Gepubliceerd op 28-02-2021

Johan van oldenbarneveldt

betekenis & definitie

nederl. staatsman, geb. te Amersfoort 14 Sept. 1547, overl. te ’s Gravenhage 13 Mei 1619. Hij stud. te Leuven, Bazel en in Duitschland en Italië rechtsgeleerdheid, waarna hij zich als advokaat te ’s Gravenhage vestigde.

Hij was een der vertrouwdste vrienden van prins Willem I en ijverde zeer voor de bevrijding van ons land van de spaansche heerschappij.

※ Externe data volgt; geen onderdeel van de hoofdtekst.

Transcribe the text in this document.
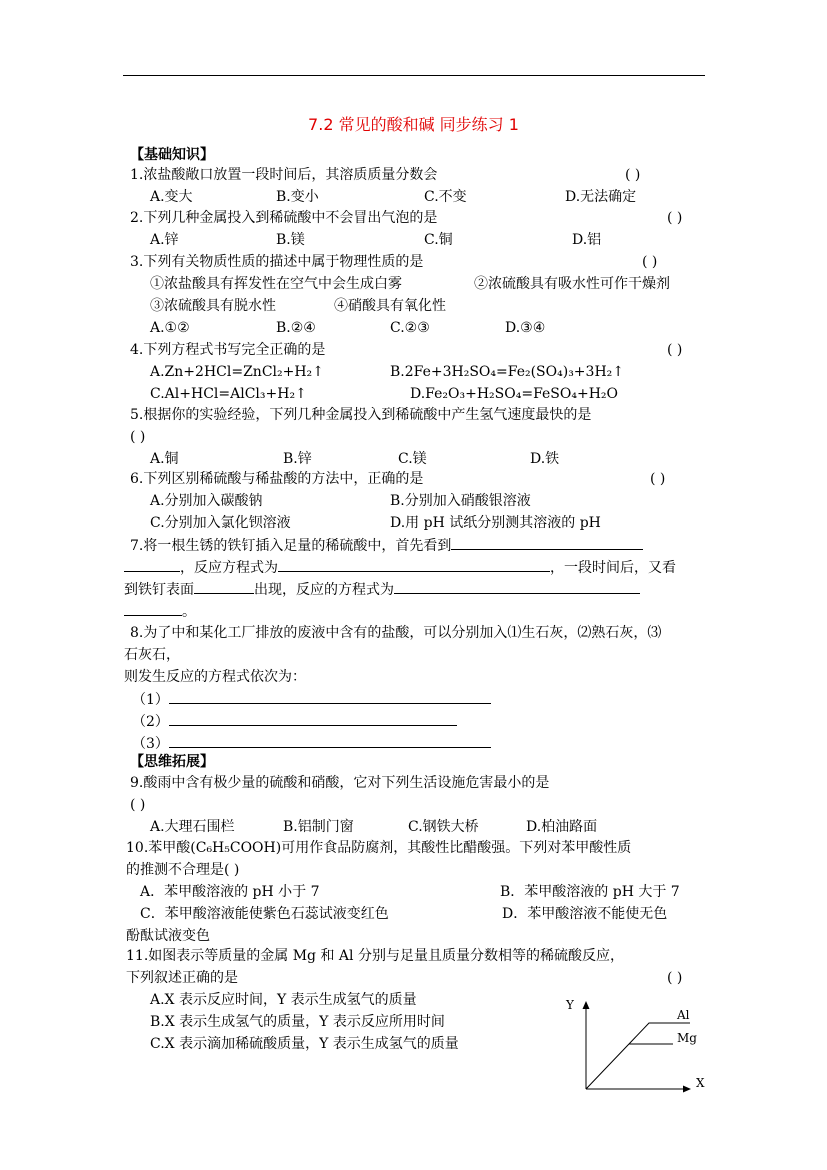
7.2 常见的酸和碱 同步练习 1
【基础知识】
1.浓盐酸敞口放置一段时间后，其溶质质量分数会	( )
A.变大	B.变小	C.不变	D.无法确定
2.下列几种金属投入到稀硫酸中不会冒出气泡的是	( )
A.锌	B.镁	C.铜	D.铝
3.下列有关物质性质的描述中属于物理性质的是	( )
①浓盐酸具有挥发性在空气中会生成白雾	②浓硫酸具有吸水性可作干燥剂
③浓硫酸具有脱水性	④硝酸具有氧化性
A.①②	B.②④	C.②③	D.③④
4.下列方程式书写完全正确的是	( )
A.Zn+2HCl=ZnCl₂+H₂↑	B.2Fe+3H₂SO₄=Fe₂(SO₄)₃+3H₂↑
C.Al+HCl=AlCl₃+H₂↑	D.Fe₂O₃+H₂SO₄=FeSO₄+H₂O
5.根据你的实验经验，下列几种金属投入到稀硫酸中产生氢气速度最快的是
( )
A.铜	B.锌	C.镁	D.铁
6.下列区别稀硫酸与稀盐酸的方法中，正确的是	( )
A.分别加入碳酸钠	B.分别加入硝酸银溶液
C.分别加入氯化钡溶液	D.用 pH 试纸分别测其溶液的 pH
7.将一根生锈的铁钉插入足量的稀硫酸中，首先看到
，反应方程式为	，一段时间后，又看
到铁钉表面	出现，反应的方程式为
。
8.为了中和某化工厂排放的废液中含有的盐酸，可以分别加入⑴生石灰，⑵熟石灰，⑶
石灰石，
则发生反应的方程式依次为：
（1）
（2）
（3）
【思维拓展】
9.酸雨中含有极少量的硫酸和硝酸，它对下列生活设施危害最小的是
( )
A.大理石围栏	B.铝制门窗	C.钢铁大桥	D.柏油路面
10.苯甲酸(C₆H₅COOH)可用作食品防腐剂，其酸性比醋酸强。下列对苯甲酸性质
的推测不合理是( )
A．苯甲酸溶液的 pH 小于 7	B．苯甲酸溶液的 pH 大于 7
C．苯甲酸溶液能使紫色石蕊试液变红色	D．苯甲酸溶液不能使无色
酚酞试液变色
11.如图表示等质量的金属 Mg 和 Al 分别与足量且质量分数相等的稀硫酸反应，
下列叙述正确的是	( )
A.X 表示反应时间，Y 表示生成氢气的质量
B.X 表示生成氢气的质量，Y 表示反应所用时间
C.X 表示滴加稀硫酸质量，Y 表示生成氢气的质量
Y
X
Al
Mg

In 1576 tot pensionaris van Rotterdam benoemd, werkte hij mede tot het sluiten der .Unie van Utrecht. Toen Willem I in 1584 vermoord was, werd O. aan het hoofd van het gezantschap geplaatst, dat de souvereiniteit der opgestane gewesten aan koningin Elisabeth van Engeland en Hendrik III van Frankrijk ging aanbieden. In 1586 werd hij tot lands advokaat (raadpensionaris) van Holland benoemd; vooraf had hij de Staten van dit gewest en van Zeeland bewogen om Willems zoon Maurits tot stadhouder aan te stellen nog vóór de komst van den engelschen landvoogd Leicester, tegen wiens maatregelen hij zich met kracht verzette. Met groote bekwaamheid en voorzichtigheid bestuurde hij de financiën en de buitenlandsche aangelegenheden van de jonge republiek, gesteund door de regenten der Hollandsche steden. Tegen den zin van prins Maurits en de oorlogsgezinde partij bewerkte hij het tot stand komen van het twaalfjarig bestand, 1699.- In de gedurende dat tijdperk heerschende twisten der Remonstranten en Contra-Remonstranten geraakte hij met de Staten van Holland in vijandige verhouding tot de Staten-Generaal; men beschuldigde hem van partijdigheid jegens de Arminianen en van het streven om de souvereiniteit van een enkel gewest te stellen boven het gezag der vertegenwoordigers van de Unie.

Het in dienst nemen van krijgsvolk, zoogenaamde waardgelders, door de Staten van Utrecht, wat men aan de raadgevingen van O. toeschreef, en zijn verzet tegen het bijeenroepen eener nationale synode om de godsdiensttwisten te beslechten, werden hem vooral hoogst kwalijk genomen. De Staten-Generaal gaven zelfs last tot zijn inhechtenisneming, welk bevel den 28sten Aug. 1618 ten uitvoer werd gebracht. In het proces voor een rechtbank van 24 door de Staten-Generaal benoemde rechters, werd 0., ondanks zijn krachtige verdediging, schuldig bevonden en ter dood veroordeeld. Te vergeefs kwam de fransehe gezant te zijnen gunste tusschenbeide; den 13den Mei werd de grijze staatsman onthoofd. Velen hebben het den stadhouder Maurits ten kwade geduid, dat hij niet zijn invloed heeft aangewend om het leven van O. te redden.Zijn beide zonen, Reinier, heer van Groeneveld, en Willem, heer van Stoutenburg, namen in 1623 deel aan een samenzwering tegen het leven van prins Maurits. De eerste, de minst schuldige, werd gevangen genomen en onthoofd; de laatste ontvluchtte naar het buitenland.

Literatuur: Van Deventer, Gedenkstukken van J. v. O. (’s Gravenh. 1861—65), Motley, Life and death of John of Barneveld, Groen van Prinsterer, Maurice et Barnevelt (Utrecht 1875). Naber, Calvinist of Libertijnsch? (Utr. 1884)!